Like squabbling politicians, Broadcom Corp. and Qualcomm Inc. issued dueling press releases yesterday on a federal judge’s ruling that Qualcomm had violated certain conditions of an injunction issued last year related to W-CDMA patents owned by Broadcom.
Qualcomm said it would appeal the ruling.
Two analysts said today they did not see a material impact on Qualcomm’s business.
U.S. District Court Judge James Selna rejected some claims made by Broadcom, but is still considering whether to hold Qualcomm in contempt of the December injunction over the allegation that it continued to offer infringing chips for sale after the injunction was issued.

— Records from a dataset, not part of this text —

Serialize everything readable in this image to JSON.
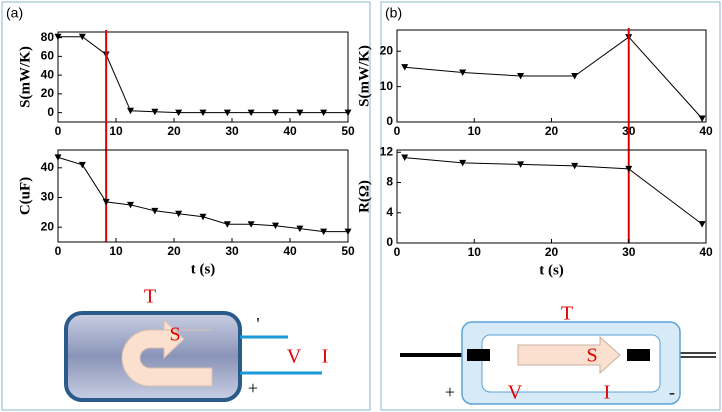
{
  "panel_labels": [
    "(a)",
    "(b)"
  ],
  "chart_data": [
    {
      "type": "line",
      "ylabel": "S(mW/K)",
      "x": [
        0,
        4.2,
        8.3,
        12.5,
        16.7,
        20.8,
        25,
        29.2,
        33.3,
        37.5,
        41.7,
        45.8,
        50
      ],
      "values": [
        81,
        81,
        62,
        2,
        1,
        0,
        0,
        0,
        0,
        0,
        0,
        0,
        0
      ],
      "color": "#000000",
      "xlim": [
        0,
        50
      ],
      "xticks": [
        0,
        10,
        20,
        30,
        40,
        50
      ],
      "ylim": [
        -10,
        86
      ],
      "yticks": [
        0,
        20,
        40,
        60,
        80
      ],
      "vline": {
        "x": 8.3,
        "color": "#e00000"
      }
    },
    {
      "type": "line",
      "xlabel": "t (s)",
      "ylabel": "C(uF)",
      "x": [
        0,
        4.2,
        8.3,
        12.5,
        16.7,
        20.8,
        25,
        29.2,
        33.3,
        37.5,
        41.7,
        45.8,
        50
      ],
      "values": [
        43.5,
        41,
        28.5,
        27.5,
        25.5,
        24.5,
        23.5,
        21,
        21,
        20.5,
        19.5,
        18.5,
        18.5
      ],
      "color": "#000000",
      "xlim": [
        0,
        50
      ],
      "xticks": [
        0,
        10,
        20,
        30,
        40,
        50
      ],
      "ylim": [
        15,
        46
      ],
      "yticks": [
        20,
        30,
        40
      ]
    },
    {
      "type": "line",
      "ylabel": "S(mW/K)",
      "x": [
        1,
        8.5,
        16,
        23,
        30,
        39.5
      ],
      "values": [
        15.5,
        14,
        13,
        13,
        24,
        1
      ],
      "color": "#000000",
      "xlim": [
        0,
        40
      ],
      "xticks": [
        0,
        10,
        20,
        30,
        40
      ],
      "ylim": [
        0,
        26
      ],
      "yticks": [
        0,
        10,
        20
      ],
      "vline": {
        "x": 30,
        "color": "#e00000"
      }
    },
    {
      "type": "line",
      "xlabel": "t (s)",
      "ylabel": "R(Ω)",
      "x": [
        1,
        8.5,
        16,
        23,
        30,
        39.5
      ],
      "values": [
        11.3,
        10.6,
        10.4,
        10.2,
        9.8,
        2.5
      ],
      "color": "#000000",
      "xlim": [
        0,
        40
      ],
      "xticks": [
        0,
        10,
        20,
        30,
        40
      ],
      "ylim": [
        0,
        12.3
      ],
      "yticks": [
        0,
        4,
        8,
        12
      ]
    }
  ],
  "diagram_a": {
    "T": "T",
    "S": "S",
    "tick": "'",
    "V": "V",
    "I": "I",
    "plus": "+"
  },
  "diagram_b": {
    "T": "T",
    "S": "S",
    "plus": "+",
    "V": "V",
    "I": "I",
    "minus": "-"
  }
}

The case applies only to the United States market.
Judge Selna’s ruling remained temporarily sealed, but according to both companies he cited Qualcomm for contempt of the injunction on several points. Selna ruled in May 2007 that Qualcomm had violated three Broadcom patents relating to W-CDMA and last December issued an injunction against Qualcomm’s unauthorized use of those patents.
According to Broadcom, Judge Selna ruled yesterday that:
–Qualcomm continued to use and support infringing W-CDMA chips and must cease;
–Qualcomm failed to pay Broadcom royalties on infringing QChat products and must pay Broadcom gross profits from those products (Broadcom must return incorrectly calculated royalties);
–Qualcomm must pay its rival’s attorney’s fees in the case.
Qualcomm’s acknowledgement of the contempt ruling mentioned “contempt” only once, when it noted that the judge had rejected “most grounds for contempt.”
“While the Court found that Qualcomm had not violated the order on most of the issues raised by Broadcom, and while the Court declined to enjoin Qualcomm from continuing to make and sell W-CDMA chips that implement a design around, the Court did find certain violations,” according to Qualcomm’s press release.
“We would buy Qualcomm on any pullback (in stock price) related to the Broadcom ruling,” wrote analyst Mark McKechnie at American Technology Research. “While embarrassing, this ruling does not have a material one-time or ongoing impact to Qualcomm’s business. We estimate up to $50 million in penalties to Qualcomm but limited impact to Qualcomm customers.”
“From a big-picture perspective, we believe nothing has really changed from the initial ruling,” wrote analyst Maynard Um at UBS. “Although Qualcomm will appeal, the violation appears to be an interpretation of parts of the judge’s initial order. Qualcomm believed it had to pay royalties to Broadcom and thus could provide service and support (but) the judge did not agree and royalties paid to Broadcom will be returned. Qualcomm also believed (that its) QChat design-around was not subject to royalties (but) the judge did not agree and Qualcomm must pay Broadcom.”